On prétendait que sa femme le menait à la baguette, et l’on se trompait. Il était d’un entêtement de brute ; devant une volonté étrangère, nettement formulée, il se serait emporté grossièrement jusqu’à battre les gens. Mais Félicité était trop souple pour le contre-carrer ; la nature vive, papillonnante de cette naine n’avait pas pour tactique de se heurter de front aux obstacles ; quand elle voulait obtenir quelque chose de son mari ou le pousser dans la voie qu’elle croyait la meilleure, elle l’entourait de ses vols brusques de cigale, le piquait de tous les côtés, revenait cent fois à la charge, jusqu’à ce qu’il cédât, sans trop s’en apercevoir lui-même. Il la sentait, d’ailleurs, plus intelligente que lui et supportait assez patiemment ses conseils. Félicité, plus utile que la mouche du coche, faisait parfois toute la besogne en bourdonnant aux oreilles de Pierre.

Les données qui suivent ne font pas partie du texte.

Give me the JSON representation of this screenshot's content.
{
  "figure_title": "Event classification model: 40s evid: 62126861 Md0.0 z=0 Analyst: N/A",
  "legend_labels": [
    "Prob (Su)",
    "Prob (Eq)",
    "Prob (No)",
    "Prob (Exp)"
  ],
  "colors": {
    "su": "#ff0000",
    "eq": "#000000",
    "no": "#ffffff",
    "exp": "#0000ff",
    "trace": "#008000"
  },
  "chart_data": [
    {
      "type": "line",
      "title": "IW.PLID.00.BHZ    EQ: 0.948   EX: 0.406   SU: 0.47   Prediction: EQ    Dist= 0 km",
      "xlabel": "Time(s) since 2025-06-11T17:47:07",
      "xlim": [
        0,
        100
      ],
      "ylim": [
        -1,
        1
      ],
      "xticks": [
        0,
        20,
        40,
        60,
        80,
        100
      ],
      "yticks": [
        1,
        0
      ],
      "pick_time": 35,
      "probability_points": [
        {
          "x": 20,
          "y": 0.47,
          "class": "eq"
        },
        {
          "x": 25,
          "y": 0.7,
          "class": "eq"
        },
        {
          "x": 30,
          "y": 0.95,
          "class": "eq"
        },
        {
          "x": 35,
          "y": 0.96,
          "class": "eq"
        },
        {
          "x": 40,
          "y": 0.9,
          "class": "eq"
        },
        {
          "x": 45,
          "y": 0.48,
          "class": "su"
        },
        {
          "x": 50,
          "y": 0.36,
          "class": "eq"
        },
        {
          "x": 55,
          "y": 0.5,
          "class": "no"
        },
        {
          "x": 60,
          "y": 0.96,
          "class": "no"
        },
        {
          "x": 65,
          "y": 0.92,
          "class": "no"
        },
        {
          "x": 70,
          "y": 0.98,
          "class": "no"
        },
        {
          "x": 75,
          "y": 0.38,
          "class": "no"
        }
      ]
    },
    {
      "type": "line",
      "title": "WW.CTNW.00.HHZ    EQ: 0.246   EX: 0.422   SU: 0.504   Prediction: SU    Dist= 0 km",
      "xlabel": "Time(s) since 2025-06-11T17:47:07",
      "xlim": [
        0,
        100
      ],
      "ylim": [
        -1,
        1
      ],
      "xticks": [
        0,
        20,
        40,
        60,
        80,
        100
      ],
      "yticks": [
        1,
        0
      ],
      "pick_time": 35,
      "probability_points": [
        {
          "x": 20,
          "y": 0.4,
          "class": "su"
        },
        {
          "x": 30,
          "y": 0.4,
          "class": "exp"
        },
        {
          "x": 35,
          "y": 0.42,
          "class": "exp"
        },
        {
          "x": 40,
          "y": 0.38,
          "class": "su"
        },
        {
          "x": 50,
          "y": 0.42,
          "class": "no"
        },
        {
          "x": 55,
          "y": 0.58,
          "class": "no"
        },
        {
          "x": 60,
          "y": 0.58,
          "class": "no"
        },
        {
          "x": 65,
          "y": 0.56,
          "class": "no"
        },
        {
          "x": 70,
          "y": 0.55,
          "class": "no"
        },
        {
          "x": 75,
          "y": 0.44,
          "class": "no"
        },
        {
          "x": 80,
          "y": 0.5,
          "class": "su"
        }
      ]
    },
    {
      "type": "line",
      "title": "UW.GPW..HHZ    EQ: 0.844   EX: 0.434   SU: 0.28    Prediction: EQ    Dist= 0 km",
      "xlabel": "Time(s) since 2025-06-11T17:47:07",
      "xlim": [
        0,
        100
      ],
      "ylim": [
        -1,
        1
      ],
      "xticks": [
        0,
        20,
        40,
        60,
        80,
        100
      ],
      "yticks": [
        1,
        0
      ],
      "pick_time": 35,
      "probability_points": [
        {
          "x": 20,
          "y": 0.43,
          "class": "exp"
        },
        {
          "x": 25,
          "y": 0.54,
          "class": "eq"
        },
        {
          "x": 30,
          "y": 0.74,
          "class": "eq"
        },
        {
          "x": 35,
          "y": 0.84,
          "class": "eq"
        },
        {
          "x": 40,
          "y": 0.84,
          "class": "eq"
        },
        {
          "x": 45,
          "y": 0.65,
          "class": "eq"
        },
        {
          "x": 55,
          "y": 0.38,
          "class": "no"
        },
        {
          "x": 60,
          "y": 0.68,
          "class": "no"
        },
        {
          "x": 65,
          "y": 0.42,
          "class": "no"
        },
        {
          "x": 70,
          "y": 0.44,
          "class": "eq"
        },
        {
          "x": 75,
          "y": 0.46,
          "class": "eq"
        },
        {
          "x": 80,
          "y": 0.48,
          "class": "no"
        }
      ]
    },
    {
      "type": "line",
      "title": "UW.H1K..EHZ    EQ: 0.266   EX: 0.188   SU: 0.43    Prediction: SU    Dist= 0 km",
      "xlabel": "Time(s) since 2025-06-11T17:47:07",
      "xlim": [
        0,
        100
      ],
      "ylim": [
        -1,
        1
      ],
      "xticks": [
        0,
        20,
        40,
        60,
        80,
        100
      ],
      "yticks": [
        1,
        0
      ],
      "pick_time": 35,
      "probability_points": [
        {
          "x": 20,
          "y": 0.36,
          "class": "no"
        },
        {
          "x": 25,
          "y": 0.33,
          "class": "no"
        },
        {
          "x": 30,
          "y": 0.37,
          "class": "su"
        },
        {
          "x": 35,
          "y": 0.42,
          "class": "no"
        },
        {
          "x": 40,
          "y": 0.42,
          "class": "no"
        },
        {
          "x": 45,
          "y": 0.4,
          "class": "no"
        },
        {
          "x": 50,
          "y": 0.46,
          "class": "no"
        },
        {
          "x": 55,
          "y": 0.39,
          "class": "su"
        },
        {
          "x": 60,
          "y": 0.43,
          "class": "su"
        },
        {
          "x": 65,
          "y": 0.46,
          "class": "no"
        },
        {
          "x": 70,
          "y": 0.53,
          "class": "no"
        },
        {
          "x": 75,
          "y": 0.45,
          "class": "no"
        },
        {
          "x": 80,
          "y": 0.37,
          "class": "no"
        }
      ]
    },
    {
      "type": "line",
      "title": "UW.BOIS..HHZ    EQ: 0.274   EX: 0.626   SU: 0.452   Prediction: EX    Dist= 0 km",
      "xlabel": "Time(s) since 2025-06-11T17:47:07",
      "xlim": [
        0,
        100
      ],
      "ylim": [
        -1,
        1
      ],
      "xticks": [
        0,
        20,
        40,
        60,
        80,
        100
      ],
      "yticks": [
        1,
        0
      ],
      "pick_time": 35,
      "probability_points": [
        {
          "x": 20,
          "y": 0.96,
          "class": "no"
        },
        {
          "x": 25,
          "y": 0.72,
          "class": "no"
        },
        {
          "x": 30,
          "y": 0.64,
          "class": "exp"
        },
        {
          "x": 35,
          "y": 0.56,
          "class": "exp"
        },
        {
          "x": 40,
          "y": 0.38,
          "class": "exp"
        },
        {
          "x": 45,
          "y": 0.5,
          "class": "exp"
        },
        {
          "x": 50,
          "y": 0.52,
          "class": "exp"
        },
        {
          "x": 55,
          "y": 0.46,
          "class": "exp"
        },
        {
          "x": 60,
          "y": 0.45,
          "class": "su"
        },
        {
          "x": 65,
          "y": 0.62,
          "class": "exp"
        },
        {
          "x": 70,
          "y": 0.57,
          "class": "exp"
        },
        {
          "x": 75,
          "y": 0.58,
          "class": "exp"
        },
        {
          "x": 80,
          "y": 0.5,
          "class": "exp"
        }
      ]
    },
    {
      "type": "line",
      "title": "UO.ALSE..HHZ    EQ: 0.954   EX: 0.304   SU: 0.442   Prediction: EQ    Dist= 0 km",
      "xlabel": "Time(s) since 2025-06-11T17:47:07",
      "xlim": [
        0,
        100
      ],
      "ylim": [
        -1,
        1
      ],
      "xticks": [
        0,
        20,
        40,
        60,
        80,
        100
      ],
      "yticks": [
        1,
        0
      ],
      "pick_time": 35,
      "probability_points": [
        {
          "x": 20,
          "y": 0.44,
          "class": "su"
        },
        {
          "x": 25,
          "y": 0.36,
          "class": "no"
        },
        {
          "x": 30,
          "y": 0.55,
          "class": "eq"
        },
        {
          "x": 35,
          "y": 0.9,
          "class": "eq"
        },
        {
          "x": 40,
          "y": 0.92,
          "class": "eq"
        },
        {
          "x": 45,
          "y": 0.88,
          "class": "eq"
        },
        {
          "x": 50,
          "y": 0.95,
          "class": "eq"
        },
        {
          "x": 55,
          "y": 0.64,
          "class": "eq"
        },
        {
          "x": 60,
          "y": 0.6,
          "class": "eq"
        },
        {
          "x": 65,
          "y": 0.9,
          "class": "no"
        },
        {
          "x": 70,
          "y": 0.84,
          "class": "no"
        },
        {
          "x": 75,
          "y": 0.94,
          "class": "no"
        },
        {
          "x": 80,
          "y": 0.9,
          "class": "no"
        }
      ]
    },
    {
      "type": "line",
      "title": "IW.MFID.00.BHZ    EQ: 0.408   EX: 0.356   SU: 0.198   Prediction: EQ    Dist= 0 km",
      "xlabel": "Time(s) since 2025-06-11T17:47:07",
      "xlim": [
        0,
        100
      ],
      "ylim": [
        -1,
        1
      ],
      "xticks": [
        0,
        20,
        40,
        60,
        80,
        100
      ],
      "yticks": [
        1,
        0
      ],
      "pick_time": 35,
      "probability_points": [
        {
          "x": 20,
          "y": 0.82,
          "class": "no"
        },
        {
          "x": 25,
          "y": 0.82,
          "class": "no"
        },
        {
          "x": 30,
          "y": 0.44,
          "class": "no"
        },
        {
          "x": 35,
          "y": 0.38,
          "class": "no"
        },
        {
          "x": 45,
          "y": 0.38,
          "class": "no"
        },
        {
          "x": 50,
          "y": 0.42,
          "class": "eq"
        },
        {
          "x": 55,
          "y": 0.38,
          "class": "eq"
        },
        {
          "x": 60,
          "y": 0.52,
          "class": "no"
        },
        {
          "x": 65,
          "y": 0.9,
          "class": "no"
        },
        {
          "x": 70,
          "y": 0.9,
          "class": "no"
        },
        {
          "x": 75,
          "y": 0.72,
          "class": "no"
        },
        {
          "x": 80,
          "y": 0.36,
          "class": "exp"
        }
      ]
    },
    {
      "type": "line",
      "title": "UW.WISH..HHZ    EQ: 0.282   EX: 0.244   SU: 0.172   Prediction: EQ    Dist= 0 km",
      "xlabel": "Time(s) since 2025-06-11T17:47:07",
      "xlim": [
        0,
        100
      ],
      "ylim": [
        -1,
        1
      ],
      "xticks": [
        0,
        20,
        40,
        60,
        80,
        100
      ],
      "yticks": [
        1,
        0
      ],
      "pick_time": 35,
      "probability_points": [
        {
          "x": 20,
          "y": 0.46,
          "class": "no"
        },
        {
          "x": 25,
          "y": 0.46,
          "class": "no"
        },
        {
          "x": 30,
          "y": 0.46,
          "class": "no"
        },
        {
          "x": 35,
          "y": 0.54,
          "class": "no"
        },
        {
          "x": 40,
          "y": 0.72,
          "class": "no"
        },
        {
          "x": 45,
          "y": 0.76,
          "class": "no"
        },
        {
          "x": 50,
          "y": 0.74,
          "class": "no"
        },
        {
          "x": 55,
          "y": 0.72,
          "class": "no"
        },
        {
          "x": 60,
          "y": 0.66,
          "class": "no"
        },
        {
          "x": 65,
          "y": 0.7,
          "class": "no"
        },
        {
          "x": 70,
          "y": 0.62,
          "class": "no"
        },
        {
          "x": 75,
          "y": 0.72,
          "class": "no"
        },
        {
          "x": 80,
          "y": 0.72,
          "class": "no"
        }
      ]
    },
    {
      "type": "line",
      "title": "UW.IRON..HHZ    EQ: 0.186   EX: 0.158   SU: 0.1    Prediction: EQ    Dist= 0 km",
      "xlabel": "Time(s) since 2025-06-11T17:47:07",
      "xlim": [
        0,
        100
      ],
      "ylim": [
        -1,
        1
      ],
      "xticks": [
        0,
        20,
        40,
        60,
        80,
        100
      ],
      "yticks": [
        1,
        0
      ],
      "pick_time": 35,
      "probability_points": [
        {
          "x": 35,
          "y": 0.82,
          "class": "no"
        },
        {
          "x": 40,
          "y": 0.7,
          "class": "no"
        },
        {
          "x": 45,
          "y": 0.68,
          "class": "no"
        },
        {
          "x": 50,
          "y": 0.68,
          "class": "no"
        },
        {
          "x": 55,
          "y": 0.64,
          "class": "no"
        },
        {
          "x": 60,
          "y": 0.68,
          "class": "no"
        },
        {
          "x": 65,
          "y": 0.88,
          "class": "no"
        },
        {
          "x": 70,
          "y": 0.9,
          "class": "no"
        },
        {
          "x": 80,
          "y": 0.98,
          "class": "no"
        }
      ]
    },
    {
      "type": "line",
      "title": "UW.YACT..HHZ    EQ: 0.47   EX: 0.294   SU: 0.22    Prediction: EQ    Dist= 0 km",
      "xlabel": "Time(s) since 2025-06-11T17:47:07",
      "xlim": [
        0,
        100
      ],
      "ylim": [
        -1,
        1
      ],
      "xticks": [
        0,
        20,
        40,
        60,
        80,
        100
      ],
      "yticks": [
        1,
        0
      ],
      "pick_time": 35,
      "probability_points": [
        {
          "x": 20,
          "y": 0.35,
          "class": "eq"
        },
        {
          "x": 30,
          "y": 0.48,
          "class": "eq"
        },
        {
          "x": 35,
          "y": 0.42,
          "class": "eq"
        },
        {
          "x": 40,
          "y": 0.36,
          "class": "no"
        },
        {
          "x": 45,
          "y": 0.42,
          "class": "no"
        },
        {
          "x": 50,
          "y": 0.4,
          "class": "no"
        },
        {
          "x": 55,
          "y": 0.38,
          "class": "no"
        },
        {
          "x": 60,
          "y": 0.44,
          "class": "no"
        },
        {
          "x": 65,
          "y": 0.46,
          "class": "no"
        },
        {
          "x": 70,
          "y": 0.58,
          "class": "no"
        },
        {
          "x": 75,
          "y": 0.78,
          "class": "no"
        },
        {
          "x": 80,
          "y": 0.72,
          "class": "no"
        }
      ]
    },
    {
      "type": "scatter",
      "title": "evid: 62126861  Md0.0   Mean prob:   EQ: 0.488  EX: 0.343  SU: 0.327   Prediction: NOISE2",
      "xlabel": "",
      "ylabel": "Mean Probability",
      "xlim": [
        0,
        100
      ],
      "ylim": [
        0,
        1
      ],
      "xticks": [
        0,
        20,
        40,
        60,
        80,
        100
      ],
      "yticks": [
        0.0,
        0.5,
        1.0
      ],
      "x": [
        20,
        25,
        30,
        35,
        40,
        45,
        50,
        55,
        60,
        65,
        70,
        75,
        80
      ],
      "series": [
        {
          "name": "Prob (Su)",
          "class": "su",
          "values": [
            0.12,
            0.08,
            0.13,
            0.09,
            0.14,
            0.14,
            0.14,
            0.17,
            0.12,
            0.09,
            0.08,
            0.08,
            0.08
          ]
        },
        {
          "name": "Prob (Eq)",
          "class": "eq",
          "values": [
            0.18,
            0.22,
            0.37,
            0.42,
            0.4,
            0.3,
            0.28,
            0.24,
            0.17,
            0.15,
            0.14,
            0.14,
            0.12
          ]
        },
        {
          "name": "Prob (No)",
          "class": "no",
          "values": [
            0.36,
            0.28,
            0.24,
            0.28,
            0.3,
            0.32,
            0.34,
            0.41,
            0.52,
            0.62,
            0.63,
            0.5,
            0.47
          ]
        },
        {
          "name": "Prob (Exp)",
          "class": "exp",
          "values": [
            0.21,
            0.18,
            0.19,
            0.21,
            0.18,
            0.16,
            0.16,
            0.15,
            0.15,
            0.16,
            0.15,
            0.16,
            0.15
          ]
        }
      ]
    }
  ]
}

Chose rare, les époux ne se jetaient presque jamais leurs insuccès à la tête. La question de l’instruction des enfants déchaînait seule des tempêtes dans le ménage.

La révolution de 1848 trouva donc tous les Rougon sur le qui-vive, exaspérés par leur mauvaise chance et disposés à violer la fortune, s’ils la rencontraient jamais au détour d’un sentier. C’était une famille de bandits à l’affût, prêts à détrousser les événements. Eugène surveillait Paris ; Aristide rêvait d’égorger Plassans ; le père et la mère, les plus âpres peut-être, comptaient travailler pour leur compte et profiter en outre de la besogne de leurs fils ; Pascal seul, cet amant discret de la science, menait la belle vie indifférente d’un amoureux, dans sa petite maison claire de la ville neuve.